CALAVERAS COUNTY, Calif. — A geological treasure trove of fossils was discovered in Calaveras County. It was found in the Mokelumne River Watershed and the finding was announced by the East Bay Municipal Utility District.

Todd Greene, professor and chair of the Department of Geological and Environmental Sciences at Chico State, and Russell Shapiro, professor of Geology, also at Chico State, know the significance of the discovery.

“This is the densest find of vertebrates in California since the LaBrea Tar pits,” said Greene.

Russell Shapiro described the very first time he came upon the fossils in the watershed.

“I looked at it and said, ‘Well that’s a horse, that’s a rhinoceros, that’s a camel, that’s a tortoise, that’s an elephant. And, that was the first day,” he said.
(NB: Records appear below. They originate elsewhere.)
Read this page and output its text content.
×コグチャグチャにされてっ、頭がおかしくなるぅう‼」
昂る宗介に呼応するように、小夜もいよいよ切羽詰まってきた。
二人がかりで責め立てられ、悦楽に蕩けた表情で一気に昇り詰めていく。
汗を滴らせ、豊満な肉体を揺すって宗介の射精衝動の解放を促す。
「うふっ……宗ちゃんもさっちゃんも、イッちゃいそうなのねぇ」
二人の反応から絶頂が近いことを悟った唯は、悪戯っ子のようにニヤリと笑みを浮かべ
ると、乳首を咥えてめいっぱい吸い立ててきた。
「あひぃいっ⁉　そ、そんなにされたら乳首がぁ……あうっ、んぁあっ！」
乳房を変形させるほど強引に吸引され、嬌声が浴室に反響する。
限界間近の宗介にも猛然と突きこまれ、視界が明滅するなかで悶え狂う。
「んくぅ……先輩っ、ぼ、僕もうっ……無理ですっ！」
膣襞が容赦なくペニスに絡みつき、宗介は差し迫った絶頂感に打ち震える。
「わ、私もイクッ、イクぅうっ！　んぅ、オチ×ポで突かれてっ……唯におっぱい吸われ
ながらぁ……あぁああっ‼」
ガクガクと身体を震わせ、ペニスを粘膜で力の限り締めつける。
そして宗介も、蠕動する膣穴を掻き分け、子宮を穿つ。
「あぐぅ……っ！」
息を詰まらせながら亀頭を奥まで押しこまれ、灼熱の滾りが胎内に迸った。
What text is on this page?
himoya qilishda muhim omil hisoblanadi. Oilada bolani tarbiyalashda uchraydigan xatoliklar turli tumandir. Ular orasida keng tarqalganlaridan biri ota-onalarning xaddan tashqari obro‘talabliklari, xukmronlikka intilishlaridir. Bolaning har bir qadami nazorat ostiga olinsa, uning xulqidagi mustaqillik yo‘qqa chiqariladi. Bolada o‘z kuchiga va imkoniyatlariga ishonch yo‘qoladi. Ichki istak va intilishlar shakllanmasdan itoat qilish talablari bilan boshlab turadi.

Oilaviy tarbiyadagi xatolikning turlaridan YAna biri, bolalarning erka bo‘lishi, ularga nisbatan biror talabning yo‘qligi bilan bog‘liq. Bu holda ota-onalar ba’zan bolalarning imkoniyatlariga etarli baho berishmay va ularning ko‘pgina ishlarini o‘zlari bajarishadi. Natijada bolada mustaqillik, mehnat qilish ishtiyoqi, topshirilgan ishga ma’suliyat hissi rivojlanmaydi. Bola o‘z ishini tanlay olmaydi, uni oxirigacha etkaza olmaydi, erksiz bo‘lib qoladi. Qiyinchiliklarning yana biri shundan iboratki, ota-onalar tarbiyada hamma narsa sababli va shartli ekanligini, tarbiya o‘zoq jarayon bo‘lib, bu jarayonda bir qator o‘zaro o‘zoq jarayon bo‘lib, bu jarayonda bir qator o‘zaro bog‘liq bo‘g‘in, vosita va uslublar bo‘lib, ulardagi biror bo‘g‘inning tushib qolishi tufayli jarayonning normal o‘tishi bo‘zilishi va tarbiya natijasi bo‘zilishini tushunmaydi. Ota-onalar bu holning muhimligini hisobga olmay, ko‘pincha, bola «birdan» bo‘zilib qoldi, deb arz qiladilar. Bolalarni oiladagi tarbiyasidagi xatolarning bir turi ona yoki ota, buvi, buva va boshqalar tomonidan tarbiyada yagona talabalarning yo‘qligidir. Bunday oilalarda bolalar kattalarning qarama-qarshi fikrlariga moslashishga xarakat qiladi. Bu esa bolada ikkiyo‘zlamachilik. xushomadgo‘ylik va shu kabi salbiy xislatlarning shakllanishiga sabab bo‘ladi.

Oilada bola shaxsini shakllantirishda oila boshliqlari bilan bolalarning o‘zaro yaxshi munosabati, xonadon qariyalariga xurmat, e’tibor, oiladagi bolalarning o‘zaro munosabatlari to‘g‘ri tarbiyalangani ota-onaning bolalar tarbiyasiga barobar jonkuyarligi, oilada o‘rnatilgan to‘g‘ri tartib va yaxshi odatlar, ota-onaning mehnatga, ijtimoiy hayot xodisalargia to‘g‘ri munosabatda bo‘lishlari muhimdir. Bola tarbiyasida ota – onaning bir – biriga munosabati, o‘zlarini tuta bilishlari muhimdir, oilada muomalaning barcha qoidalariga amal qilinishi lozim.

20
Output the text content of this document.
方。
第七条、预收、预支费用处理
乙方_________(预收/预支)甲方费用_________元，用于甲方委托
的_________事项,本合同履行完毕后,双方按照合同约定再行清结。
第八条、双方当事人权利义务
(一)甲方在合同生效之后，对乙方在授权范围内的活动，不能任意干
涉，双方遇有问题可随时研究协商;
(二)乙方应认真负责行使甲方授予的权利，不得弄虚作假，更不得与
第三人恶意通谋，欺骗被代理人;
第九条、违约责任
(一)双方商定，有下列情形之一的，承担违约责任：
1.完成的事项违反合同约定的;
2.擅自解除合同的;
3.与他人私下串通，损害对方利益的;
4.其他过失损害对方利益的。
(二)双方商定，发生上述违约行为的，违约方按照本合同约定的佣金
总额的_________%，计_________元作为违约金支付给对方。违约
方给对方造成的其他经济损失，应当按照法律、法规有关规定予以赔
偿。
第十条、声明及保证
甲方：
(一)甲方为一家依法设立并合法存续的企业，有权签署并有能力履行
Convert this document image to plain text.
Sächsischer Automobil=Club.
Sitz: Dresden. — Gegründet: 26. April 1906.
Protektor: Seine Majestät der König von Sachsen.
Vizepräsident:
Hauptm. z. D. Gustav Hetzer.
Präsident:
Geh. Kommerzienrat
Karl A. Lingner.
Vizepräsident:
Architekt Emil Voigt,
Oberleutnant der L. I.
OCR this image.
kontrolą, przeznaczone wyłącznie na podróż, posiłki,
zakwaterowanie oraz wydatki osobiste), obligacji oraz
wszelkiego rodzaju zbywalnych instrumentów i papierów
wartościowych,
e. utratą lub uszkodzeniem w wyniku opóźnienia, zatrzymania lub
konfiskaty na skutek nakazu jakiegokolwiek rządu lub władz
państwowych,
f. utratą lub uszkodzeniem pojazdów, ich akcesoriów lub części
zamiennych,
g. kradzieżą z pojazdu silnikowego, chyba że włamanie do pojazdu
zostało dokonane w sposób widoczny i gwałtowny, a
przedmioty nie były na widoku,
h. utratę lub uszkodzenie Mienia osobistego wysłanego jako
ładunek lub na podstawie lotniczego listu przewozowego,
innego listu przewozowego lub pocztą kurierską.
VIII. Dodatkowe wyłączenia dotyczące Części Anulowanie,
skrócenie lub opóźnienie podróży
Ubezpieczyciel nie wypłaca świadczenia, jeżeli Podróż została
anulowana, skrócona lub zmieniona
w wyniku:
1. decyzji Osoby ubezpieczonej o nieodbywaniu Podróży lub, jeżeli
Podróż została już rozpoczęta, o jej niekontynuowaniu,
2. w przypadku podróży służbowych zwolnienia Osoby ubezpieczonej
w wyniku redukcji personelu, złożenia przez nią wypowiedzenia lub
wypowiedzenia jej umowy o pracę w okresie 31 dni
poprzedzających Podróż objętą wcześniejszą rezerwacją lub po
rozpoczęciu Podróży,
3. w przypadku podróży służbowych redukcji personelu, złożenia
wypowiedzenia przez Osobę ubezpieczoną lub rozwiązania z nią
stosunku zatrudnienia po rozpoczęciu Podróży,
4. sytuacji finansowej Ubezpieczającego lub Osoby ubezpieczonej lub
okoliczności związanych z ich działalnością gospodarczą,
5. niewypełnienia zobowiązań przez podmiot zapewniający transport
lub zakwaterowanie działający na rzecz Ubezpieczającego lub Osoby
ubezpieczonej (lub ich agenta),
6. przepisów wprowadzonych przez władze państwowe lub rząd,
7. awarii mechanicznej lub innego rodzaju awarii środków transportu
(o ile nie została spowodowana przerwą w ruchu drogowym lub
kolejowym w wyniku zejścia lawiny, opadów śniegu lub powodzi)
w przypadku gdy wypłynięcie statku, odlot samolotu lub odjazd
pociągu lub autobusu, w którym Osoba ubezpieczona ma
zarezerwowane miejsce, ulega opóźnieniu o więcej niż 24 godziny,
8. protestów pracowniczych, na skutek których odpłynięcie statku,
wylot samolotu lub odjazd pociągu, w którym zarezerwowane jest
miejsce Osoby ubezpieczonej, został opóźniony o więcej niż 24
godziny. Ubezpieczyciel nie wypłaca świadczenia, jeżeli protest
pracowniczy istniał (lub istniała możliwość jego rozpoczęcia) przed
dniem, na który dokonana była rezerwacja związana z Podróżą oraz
“This was an area that the only reported fossil was a horse tooth. And now, that’s just exploded into all these different kinds of animals that are showing up and also different kinds of vertebrates that we didn’t think hung out together,” Greene said.

They estimate the fossils are between 5 to 10 million years, putting them in the Miocene Epoch. They say the fossils will help fill in the gap so Californians can have a better understanding of what the area was like during that time period.

“What’s exciting to me is we’re seeing a real mix of critters that loved being in a forest, and critters that would have loved being in grasslands. And, we’re actually seeing that ecosystem changing preserved in this layer,” Shapiro said.

Greene added that it is changing the way we view the evolution of this area. 

What might be more important, though, is that these findings allow many to dream, Shapiro said. 

“At least for me at night, it’s causing me to have dreams where you’re like in a bush watching as these giant gomphotheres, these elephant things but they have two sets of tusks, tops and bottoms, marching through the bushes and tapers are running underneath. So the more you sit there, minute by minute scratching little bits of dirt off to expose these fossils, it really does create these very vivid images,” he said.

The newly discovered fossils can be seen at Chico State University at the Gateway Science Museum.